Gordy Bohannon always told his four sons that they’d have good basketball luck that year if they put some shots up just as the clock struck midnight January 1. An early bird gets the worm type of thing in a sense.
So that’s exactly what Jason, Zach, Matt and Jordan Bohannon did. Religiously.
Each year at least one of the brothers, usually a combination of them, would shoot hoops right at 12 a.m.
“I will always remember the millennium, the year 2000, I was 10 years old and Jason was 13,” Zach Bohannon said. “I thought I had shot a ball at exactly the right time, but Jason was like ‘No, you shot it a second too early! That’s bad luck for the rest of the year!’”
There never was really any bad luck for what you could call Iowa’s first family of basketball. All four Bohnnon brothers played Division I college hoops: Jason at Wisconsin, Zach at Air Force and Wisconsin, Matt at Northern Iowa and Jordan at Iowa.
New year’s midnight basketball started at Gordy and Brenda Bohannon’s home in Marion, inside or outside, depending on the weather. But it carried on to Linn-Mar High School, the Kohl Center in Madison, Wis., Carver-Hawkeye Arena in Iowa City or Clune Arena in Colorado Springs, Colo., at various times.
Sunday it took place at the Marion YMCA. With none of the Bohannon brothers playing competitively anymore (Jordan retired this season after playing professionally last season for the Iowa Wolves of the NBA G League), Zach decided the perfect way to celebrate the 25th anniversary of this neat little family tradition was to extend the family.
He hosted a midnight shootaround for youths in the Linn-Mar Basketball Academy program of which he is board chairman. Roughly 50 to 60 boys from third to eighth grade showed up to participate.

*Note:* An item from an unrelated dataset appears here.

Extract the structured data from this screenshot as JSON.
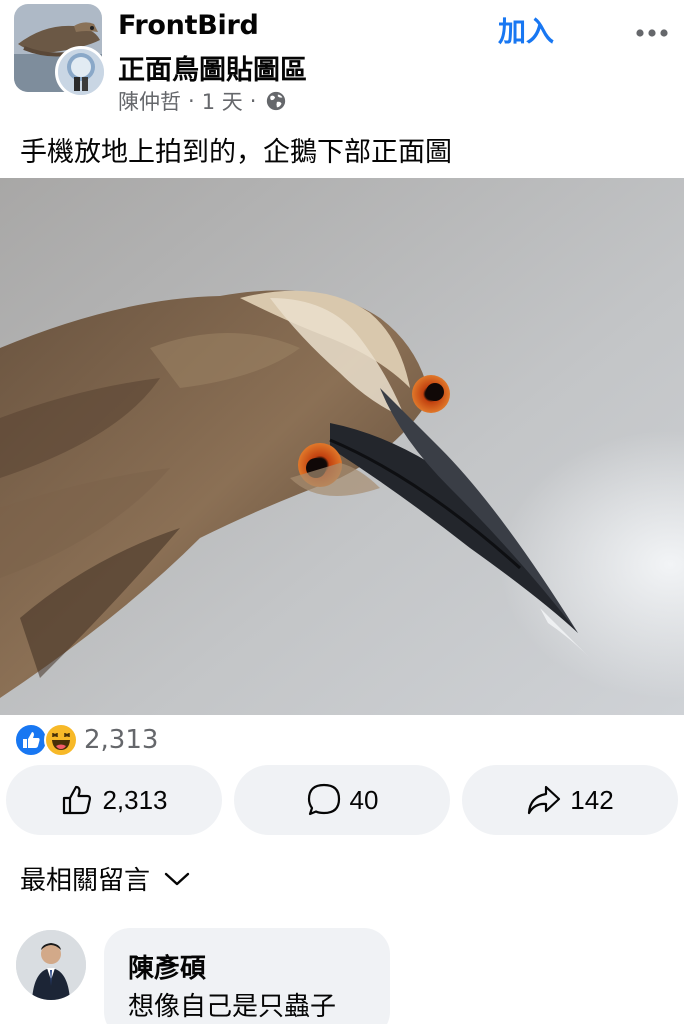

“My goal is to make this a national event, to do this all across the country, to get kids in the gym,” Bohannon said. “Our goal as a family was always to grow the game of basketball, just like we’re seeing. Whether it was our family at Linn-Mar or us going to college, Marcus Paige, Caitlin Clark ...
“That was the goal, to get more people attracted to the game than when you left it. I thought ‘Well, shoot, this is the 25th year of our tradition. How can we just let it die?’ So I thought you know what, how about if we try to get this to be a national movement?”
Bohannon, who was the main mover and shaker in getting the three-year-old Marion YMCA constructed, opened the facility’s doors at 11 p.m. Sunday night. He had scoreboard clocks in the gym area running in a countdown to midnight.
There were no official games or anything here. Just kids having fun.
“It’s cool that they (the Bohannons) focus on the young people,” said Landon Glew, taking a break from hooping it up with some of his sixth-grade teammates. “That they don’t overlook us. It’s really fun that people care about us and the sports that we play.”
“At 10:45, I was laying in bed,” said Nick Glew, Landon’s dad. “I rolled over and saw (him) also laying in bed. I thought ‘I’m not sure we’re going to make it here.’ But he popped up and is excited to be here. They’re out there going hard. It’s pretty fun.”
Zach Bohannon hopes Sunday wasn’t just a continuation of new year’s basketball, but a beginning as well. Family schedules prohibited all four brothers from attending Sunday’s event, but they do all live in the Cedar Rapids, Marion, North Liberty area.
It’d be pretty cool some year to see them all be together and play some basketball at midnight. Be even cooler to see kids all over the United States play some basketball at midnight.
You can never have enough good luck, you know.
“Let’s see where this goes Year 1,” Zach Bohannon said. “Maybe next year we can use some connections with the YMCA to make this a YMCA movement. Get people to get that first shot up of the new year all across the country. See if this takes off.”